Isra’ dan Mi’raj ialah sebuah perjalanan spiritual yang dialami Nabi Muhammad SAW, di mana Nabi mendapat kemuliaan untuk dapat pergi ke Baitul Maqdis dilanjutkan dengan naik ke langit ketujuh.
Dalam perjalanan ini, Nabi Muhammad SAW dapat bertemu dengan para nabi, melihat surga dan neraka, dan yang paling istimewa Nabi diperkenankan untuk bertemu langsung dengan Allah SWT. Ini adalah sebuah kemuliaan sekaligus mukjizat agung bagi Nabi Muhammad SAW yang belum pernah diberikan kepada para rasul dan nabi sebelumnya.
Namun, apakah pernah terlintas dalam pikiran kita, bagaimana Nabi mendapat kemuliaan yang besar seperti itu dan apa sebabnya.
Tentu, keistimewaan yang begitu besar itu tidak didapat begitu saja oleh Rasulullah SAW. Ada pengorbanan, perjuangan, kesabaran, dan ketabahan yang menjadi awal serta pendahuluan.
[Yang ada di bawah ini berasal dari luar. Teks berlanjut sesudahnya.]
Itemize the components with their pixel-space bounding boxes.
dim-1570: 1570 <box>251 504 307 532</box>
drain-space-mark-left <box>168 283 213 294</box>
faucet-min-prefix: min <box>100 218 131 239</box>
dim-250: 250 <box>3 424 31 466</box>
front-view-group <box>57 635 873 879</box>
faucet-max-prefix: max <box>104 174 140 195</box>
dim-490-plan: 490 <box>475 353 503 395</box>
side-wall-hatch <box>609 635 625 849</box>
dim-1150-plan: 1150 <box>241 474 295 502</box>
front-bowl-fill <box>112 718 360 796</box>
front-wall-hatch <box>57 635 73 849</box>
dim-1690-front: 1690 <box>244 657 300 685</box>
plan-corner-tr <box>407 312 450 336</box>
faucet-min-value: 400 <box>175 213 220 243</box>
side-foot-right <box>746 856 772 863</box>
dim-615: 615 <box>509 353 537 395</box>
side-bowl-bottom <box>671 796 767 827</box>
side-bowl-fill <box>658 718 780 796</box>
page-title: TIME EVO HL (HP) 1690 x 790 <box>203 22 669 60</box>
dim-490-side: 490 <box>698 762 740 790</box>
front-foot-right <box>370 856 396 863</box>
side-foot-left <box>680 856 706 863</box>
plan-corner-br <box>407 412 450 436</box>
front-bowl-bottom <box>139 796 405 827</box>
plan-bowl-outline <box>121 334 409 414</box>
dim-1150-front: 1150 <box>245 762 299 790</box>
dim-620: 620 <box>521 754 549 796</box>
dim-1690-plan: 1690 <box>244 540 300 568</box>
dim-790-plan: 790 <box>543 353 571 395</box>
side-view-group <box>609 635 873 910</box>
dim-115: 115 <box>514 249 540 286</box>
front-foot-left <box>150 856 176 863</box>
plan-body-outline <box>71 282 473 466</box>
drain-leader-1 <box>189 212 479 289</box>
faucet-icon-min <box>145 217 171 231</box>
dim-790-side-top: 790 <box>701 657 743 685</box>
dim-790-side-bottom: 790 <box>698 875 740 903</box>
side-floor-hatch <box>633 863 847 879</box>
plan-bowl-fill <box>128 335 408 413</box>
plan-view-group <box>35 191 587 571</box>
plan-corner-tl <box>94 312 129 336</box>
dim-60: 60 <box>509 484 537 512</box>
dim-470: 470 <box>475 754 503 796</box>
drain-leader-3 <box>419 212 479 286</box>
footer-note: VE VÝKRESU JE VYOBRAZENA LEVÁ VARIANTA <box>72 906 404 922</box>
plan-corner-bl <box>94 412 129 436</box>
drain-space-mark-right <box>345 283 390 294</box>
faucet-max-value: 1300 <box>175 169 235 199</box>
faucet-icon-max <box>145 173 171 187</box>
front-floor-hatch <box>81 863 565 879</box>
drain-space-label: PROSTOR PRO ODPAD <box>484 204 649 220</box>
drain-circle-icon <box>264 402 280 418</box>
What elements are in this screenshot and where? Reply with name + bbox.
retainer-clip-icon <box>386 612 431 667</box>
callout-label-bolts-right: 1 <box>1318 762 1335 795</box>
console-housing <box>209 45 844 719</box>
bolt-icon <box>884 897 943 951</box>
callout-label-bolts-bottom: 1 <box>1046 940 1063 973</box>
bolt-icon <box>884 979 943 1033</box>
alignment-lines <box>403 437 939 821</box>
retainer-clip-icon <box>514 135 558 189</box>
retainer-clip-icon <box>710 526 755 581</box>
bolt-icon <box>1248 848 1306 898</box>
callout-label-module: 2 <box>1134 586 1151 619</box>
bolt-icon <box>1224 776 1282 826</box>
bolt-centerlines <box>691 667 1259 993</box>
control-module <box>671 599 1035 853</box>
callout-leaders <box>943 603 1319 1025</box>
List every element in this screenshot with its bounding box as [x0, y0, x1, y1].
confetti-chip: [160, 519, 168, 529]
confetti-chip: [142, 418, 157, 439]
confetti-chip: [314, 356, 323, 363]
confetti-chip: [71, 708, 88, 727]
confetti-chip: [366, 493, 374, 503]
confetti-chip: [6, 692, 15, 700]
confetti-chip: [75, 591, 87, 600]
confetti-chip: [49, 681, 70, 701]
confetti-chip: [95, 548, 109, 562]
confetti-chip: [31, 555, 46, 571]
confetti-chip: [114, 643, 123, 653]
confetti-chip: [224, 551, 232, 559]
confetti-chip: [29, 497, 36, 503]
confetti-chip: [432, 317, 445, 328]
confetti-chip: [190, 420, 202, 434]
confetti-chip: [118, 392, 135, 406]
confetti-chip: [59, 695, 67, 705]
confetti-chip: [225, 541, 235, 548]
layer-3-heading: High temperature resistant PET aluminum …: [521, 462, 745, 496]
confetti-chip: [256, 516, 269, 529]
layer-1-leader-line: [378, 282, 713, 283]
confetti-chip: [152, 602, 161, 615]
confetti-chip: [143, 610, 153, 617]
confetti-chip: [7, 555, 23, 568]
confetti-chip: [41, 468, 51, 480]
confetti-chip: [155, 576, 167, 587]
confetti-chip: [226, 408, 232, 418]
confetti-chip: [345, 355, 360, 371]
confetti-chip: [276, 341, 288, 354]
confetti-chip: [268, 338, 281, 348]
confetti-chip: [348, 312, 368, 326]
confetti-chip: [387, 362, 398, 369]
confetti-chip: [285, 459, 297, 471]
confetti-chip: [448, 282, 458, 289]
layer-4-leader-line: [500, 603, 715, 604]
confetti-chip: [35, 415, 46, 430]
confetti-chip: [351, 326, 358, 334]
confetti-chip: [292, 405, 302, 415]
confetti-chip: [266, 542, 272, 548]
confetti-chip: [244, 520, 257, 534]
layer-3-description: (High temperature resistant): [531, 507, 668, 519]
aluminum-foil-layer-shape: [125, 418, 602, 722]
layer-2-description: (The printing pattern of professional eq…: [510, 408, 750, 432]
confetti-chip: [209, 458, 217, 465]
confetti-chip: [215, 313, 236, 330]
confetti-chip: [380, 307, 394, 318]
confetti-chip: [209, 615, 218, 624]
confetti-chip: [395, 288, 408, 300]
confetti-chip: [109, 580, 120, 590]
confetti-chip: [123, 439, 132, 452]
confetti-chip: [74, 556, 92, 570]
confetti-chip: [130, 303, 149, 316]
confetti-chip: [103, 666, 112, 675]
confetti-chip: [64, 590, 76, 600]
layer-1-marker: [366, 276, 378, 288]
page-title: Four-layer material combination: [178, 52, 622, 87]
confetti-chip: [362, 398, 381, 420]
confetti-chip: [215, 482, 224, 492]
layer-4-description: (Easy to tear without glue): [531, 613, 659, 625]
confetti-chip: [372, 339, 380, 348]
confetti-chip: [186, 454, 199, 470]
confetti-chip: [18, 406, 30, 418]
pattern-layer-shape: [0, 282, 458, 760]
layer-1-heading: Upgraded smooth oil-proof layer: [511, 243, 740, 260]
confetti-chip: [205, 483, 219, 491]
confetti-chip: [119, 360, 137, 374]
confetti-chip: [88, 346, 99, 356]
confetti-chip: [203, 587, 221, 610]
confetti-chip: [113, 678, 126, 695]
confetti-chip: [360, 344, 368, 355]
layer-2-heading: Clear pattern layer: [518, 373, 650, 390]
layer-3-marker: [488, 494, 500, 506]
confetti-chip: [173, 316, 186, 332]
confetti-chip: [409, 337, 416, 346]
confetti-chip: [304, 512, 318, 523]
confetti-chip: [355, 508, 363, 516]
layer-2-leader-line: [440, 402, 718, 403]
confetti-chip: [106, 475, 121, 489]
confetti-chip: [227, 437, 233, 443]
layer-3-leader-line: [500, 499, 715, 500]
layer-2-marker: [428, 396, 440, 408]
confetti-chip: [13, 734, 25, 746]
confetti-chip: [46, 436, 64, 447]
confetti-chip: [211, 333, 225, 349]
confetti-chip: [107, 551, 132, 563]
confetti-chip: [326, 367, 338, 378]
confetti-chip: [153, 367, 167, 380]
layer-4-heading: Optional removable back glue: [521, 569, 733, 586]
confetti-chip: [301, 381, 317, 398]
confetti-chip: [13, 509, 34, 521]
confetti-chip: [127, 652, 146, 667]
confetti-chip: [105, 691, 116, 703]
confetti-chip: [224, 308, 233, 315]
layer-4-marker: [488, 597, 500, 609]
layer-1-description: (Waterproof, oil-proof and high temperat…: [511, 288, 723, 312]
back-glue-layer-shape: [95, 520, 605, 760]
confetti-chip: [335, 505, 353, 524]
Masalah-masalah silih berganti mendatangi, namun itulah yang menjadi pengantar kemuliaan bagi Nabi Muhammad SAW.
Isra’ dan Mi’raj terjadi pada tahun kesepuluh kenabian. Pada tahun ini pula dua orang terkasih Nabi, yaitu Abu Tholib, pamannya serta Sayyidah Khadijah, sang istri tercinta dipanggil menghadap Allah.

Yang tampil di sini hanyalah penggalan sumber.